Furthermore, I was instrumental in developing quantitative coronary angiography. When I started work at the Erasmus University Medical Center in Rotterdam, I worked with a young engineer called Hans Reiber to develop quantitative angiography. It was not a simple task but we did it because I was irritated by people talking about restenosis while using different visual criteria to identify it. Therefore, quantitative angiography introduced some objectivity in the assessment of the long-term results of angioplasty and in identifying late lumen loss; it has now been used for more than 25 years.

Why did you decide to try to develop a bioresorbable scaffold?

When I first started implanting metallic stents and saw, with the angioplasty, the reflection of the light on metal implanted in the vessel wall, I felt terribly guilty for what I had done.
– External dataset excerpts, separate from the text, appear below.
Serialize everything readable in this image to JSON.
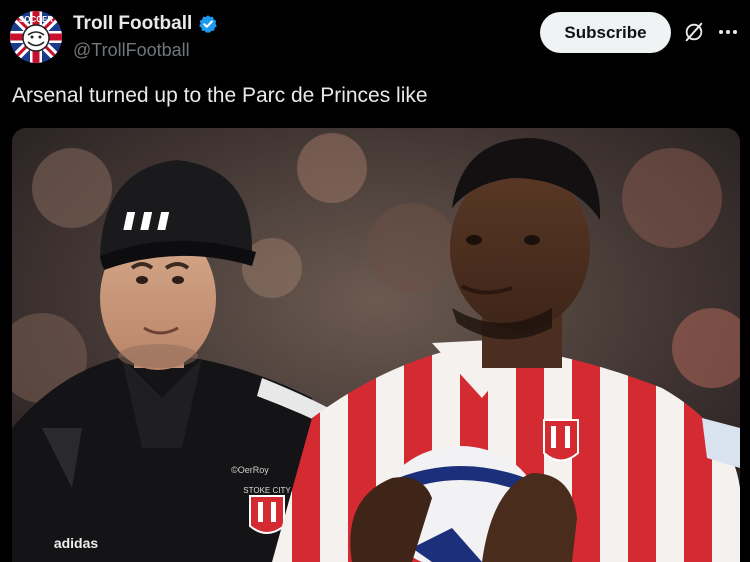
{
  "account": {
    "display_name": "Troll Football",
    "handle": "@TrollFootball",
    "verified": true,
    "avatar_text_top": "SOCCER"
  },
  "actions": {
    "subscribe_label": "Subscribe",
    "grok_icon": "grok-icon",
    "more_icon": "more-icon"
  },
  "tweet": {
    "text": "Arsenal turned up to the Parc de Princes like"
  },
  "media": {
    "type": "photo",
    "shirt_badge_text": "STOKE CITY",
    "jacket_tag": "©OerRoy",
    "brand_text": "adidas"
  },
  "colors": {
    "background": "#000000",
    "text": "#e7e9ea",
    "muted": "#71767b",
    "verified": "#1d9bf0",
    "button_bg": "#eff3f4"
  }
}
How could we implant a piece of metal into such a delicate biological structure? Therefore, I became obsessed with the idea of developing something that would disappear.
A coronary vessel has its own metabolism; it needs to have motion and to have some cyclic strain to stay healthy; therefore, you should not cage it with metallic stents. The story of the bioresorbable scaffold is not complete. New challenges come along and we have to find out how to address them in this present era of drug-eluting stents that—while not approaching perfection—are associated with a high degree of efficacy.

What are the next steps in the field of bioresorbable scaffolds?

In my mind, it is very simple. The polylactide material used for the scaffold does not have much strength or much radial force; therefore, we have to use bulky and thick struts to ensure that a scaffold has enough radial force to expand the vessel and counteract the natural recoil. However the beauty of this material is that the molecules can be manipulated by stretching and by warming and cooling. With this process, you can increase both the strength and the force of the scaffold. Eventually, we will have thin and strong struts that are similar to those of metallic stents. Also, we will have to change the shape of the struts to make them more circular and less quadratic, which disturbs the laminar flow in the vessel. Once we have made the struts thinner and circular, we need to determine what the optimal resorption time is.